Schwartzman returns a shot against Nadal of Spain at the 2019 U.S. Open. (Photo by Justin Heiman/Getty Images)
NEW YORK, NEW YORK - SEPTEMBER 04: Diego Schwartzman of Argentina returns a shot during his Men's Singles quarterfinal match against Rafael Nadal of Spain on day ten of the 2019 US Open at the USTA Billie Jean King National Tennis Center on September 04, 2019 in the Queens borough of New York City. (Photo by Justin Heiman/Getty Images)

Having the right tools for the job helps, too. Schwartzman uses a 28-inch long racket, which is a full inch longer than the standard model. He likes the longer frame because it extends his reach and, by increasing torque, allows him to hit even harder. But in terms of offsetting height, equipment can only do so much. It also helps to have preternatural speed, balance, change of direction, and the mindset that comes with having conquered this particular set of disadvantages. “Knowing that you’re smaller, knowing that you can’t afford to give away points, knowing that you have to work harder, it just creates a different kind of character, I think,” Solomon said. “A work ethic and character that’s necessary to stay on top of things.”

Whoever came out on the other end of that strange journey would indeed have to squint at the world differently, to see possibility where there was very little precedent.
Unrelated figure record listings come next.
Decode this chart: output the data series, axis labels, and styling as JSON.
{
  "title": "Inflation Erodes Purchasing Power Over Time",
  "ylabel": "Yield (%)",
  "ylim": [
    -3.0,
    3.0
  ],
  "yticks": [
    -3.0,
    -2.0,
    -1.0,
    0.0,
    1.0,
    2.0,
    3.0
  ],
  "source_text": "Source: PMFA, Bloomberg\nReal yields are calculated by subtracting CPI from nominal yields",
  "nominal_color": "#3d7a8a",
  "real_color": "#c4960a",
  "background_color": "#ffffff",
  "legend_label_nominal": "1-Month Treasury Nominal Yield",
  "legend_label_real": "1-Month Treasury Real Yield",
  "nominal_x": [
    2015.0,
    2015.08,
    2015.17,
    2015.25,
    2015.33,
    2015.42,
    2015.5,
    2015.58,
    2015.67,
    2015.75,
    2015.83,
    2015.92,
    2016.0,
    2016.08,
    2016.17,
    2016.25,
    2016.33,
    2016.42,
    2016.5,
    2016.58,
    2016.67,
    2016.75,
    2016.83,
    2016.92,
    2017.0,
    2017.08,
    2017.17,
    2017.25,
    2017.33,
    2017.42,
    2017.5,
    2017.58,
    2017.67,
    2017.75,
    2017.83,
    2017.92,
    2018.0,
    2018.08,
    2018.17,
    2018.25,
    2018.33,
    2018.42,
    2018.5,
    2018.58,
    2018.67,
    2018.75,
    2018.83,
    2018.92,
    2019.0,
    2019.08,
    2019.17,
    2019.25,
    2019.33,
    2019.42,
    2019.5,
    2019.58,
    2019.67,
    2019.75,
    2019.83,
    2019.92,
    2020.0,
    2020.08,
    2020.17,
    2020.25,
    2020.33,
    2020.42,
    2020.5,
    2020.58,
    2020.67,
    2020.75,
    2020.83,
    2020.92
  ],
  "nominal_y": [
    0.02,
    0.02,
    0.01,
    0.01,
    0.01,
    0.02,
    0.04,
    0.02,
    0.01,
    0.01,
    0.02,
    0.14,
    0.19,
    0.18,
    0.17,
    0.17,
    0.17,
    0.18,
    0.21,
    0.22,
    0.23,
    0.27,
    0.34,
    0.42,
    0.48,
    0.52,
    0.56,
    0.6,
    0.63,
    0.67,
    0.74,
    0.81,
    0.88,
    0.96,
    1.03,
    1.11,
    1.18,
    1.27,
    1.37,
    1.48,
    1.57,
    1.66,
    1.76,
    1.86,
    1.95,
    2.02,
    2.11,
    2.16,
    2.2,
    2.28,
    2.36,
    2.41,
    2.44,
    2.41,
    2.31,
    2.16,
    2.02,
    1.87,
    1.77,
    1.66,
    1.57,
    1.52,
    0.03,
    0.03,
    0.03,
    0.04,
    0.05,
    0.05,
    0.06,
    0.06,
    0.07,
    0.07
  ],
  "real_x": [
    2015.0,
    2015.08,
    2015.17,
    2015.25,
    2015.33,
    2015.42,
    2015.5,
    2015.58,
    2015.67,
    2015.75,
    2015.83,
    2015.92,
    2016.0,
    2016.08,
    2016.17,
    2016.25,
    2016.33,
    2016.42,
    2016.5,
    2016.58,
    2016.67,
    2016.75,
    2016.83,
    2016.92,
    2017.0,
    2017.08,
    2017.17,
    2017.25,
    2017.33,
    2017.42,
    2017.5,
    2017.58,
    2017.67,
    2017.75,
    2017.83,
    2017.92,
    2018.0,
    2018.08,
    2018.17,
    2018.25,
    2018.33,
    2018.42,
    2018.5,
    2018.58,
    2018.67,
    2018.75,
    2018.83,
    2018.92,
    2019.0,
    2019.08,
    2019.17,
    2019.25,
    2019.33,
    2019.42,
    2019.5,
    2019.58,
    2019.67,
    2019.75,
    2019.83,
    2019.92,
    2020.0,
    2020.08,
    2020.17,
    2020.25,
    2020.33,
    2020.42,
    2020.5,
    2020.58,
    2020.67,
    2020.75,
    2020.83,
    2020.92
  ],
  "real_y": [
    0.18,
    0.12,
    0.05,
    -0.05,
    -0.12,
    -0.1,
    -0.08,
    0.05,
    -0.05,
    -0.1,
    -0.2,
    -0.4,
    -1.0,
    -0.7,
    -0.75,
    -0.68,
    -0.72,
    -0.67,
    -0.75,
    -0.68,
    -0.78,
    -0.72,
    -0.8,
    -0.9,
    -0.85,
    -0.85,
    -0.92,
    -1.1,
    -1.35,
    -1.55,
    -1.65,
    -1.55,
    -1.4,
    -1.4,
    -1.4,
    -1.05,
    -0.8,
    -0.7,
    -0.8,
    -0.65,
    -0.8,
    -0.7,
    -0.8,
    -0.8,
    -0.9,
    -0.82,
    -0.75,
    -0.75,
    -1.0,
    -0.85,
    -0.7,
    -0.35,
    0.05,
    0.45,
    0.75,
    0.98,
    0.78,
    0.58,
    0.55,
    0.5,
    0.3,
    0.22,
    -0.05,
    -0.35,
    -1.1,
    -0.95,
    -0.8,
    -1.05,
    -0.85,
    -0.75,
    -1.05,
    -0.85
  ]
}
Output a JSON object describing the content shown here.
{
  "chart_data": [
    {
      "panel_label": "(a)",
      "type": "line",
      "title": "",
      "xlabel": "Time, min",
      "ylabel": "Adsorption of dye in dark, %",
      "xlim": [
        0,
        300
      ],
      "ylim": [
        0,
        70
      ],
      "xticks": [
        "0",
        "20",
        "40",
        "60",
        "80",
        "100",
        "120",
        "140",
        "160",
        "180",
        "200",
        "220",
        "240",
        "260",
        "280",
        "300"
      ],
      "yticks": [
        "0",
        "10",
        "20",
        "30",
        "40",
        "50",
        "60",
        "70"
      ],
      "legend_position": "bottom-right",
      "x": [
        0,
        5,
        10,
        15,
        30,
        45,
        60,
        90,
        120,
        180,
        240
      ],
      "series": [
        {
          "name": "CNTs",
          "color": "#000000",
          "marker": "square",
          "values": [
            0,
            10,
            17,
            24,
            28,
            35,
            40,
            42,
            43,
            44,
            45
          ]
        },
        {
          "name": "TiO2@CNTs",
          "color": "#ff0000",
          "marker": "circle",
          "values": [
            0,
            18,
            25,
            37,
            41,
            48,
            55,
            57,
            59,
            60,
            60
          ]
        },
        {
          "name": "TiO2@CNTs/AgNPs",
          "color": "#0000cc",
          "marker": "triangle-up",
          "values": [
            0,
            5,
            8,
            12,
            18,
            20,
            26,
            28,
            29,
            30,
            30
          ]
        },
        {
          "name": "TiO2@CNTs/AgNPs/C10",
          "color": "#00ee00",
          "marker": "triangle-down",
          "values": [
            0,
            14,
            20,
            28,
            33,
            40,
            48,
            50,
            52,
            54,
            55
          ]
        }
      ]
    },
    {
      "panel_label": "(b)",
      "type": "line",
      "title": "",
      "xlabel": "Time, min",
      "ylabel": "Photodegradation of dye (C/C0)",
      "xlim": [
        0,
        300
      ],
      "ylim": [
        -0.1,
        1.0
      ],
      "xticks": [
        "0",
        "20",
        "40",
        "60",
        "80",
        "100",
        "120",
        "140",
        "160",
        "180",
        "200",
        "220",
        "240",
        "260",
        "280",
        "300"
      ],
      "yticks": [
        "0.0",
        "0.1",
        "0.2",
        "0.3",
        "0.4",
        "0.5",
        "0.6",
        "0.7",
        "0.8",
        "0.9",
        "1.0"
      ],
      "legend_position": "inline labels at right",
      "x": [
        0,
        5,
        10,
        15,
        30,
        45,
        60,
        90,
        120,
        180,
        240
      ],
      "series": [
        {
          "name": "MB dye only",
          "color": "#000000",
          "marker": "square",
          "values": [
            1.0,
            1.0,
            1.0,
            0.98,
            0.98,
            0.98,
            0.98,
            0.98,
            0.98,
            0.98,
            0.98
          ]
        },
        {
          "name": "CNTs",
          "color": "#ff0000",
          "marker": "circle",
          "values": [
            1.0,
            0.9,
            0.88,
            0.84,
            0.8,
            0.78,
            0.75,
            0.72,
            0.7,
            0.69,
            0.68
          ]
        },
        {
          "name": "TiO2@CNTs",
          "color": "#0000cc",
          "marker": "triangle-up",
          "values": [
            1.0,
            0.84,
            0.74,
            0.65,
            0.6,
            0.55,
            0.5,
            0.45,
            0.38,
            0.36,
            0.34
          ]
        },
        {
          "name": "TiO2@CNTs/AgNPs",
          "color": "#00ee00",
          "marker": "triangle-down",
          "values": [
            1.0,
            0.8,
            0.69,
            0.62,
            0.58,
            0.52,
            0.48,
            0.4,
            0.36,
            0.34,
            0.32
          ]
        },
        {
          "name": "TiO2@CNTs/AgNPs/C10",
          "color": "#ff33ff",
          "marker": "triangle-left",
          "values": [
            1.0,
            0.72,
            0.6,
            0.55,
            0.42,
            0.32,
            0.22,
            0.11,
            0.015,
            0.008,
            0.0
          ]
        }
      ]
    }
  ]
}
I sometimes hear the idle questions—what if Diego Schwartzman were 6-foot-2? Wouldn’t he be a multiple-major winner? But I couldn’t be less compelled by the hypothetical. If Diego Schwartzman were 6-foot-2, he would look a lot like half the players on the tour. If he were 6-foot-2, the sport wouldn’t have a one-man counterexample to all its prevailing trends, an athlete who answered every tough question asked of him. They serve big? He’ll return big. They have power? He’ll run up to every ball and smack it just as hard. They get free points? He’ll work for all his. Yes, throw him on a medieval rack, stretch him out to supermodel size, and sure, he’d probably be a decent player—but then tennis wouldn’t have a Diego Schwartzman, and what could be richer about a world like that?